A placa imensa: “centro de formação de condutores”. Para não deixar dúvidas, já que se pode legitimamente pensar que ali se formam maestros, abaixo vem outra informação, esta conclusiva: ‘auto escola’. Escola para treinar motoristas. Releve-se o ‘auto’, que pode levar preciosistas como os chatos do Insulto a entender que se trata de escola em que as pessoas aprendem sozinhas tudo e qualquer coisa, como andar de bicicleta, por exemplo. O ‘auto’ é abreviação de automóvel, embora também ensine a dirigir caminhões e motocicletas. Tudo não passa de eufemismo.

Ali mesmo na rua, em frente ao ‘centro de formação’, pensei na Alemanha, o pais mais adiantado do mundo, que produz os melhores automóveis – e nada por acaso tem a língua que dizem mais complicada. Erro, o alemão não é complicado; é lógico e busca a clareza; tanto que se tornou a língua filosófica por excelência. Sabe como os ‘centros de formação de condutores’, as auto escolas, são conhecidas na Alemanha? Fahrschule, ou seja, auto escola, assim, curtinho e claro, até com a pontinha de eufemismo: Fahr, genérico para movimento; na bicicleta – Fahrrad.

Eufemismo e bolodório são traços culturais. Eça de Queiros meteu um eufemismo no romance A Relíquia. De volta da Terra Santa, o personagem traz a encomenda da tia, uma relíquia bíblica. Em vez do santo sudário, entrega a camisola da amante.
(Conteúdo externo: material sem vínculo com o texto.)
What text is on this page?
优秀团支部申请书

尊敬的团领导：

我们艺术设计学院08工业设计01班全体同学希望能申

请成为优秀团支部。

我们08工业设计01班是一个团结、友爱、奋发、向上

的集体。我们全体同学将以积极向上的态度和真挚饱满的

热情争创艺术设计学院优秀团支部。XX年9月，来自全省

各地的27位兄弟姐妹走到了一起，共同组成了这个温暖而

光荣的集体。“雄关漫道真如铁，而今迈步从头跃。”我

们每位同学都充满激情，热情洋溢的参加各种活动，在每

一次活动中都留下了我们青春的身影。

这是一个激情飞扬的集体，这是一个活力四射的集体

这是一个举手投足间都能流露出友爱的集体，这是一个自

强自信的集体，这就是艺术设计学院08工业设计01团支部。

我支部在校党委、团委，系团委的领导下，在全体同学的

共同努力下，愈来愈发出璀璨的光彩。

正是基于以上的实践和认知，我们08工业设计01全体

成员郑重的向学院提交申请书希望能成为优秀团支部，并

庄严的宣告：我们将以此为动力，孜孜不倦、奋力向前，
Em epígrafe, Eça explica que encobriu a “nudez forte da verdade sob o manto diáfano da fantasia”. Se você não for da justiça, gente de língua empolada ou não voltou de Israel com calcinha na bagagem, purgue a escrita para não ser “um Rui Barbosa em compota” – assim Leonel Brizola chamava o jurista Paulo Brossard.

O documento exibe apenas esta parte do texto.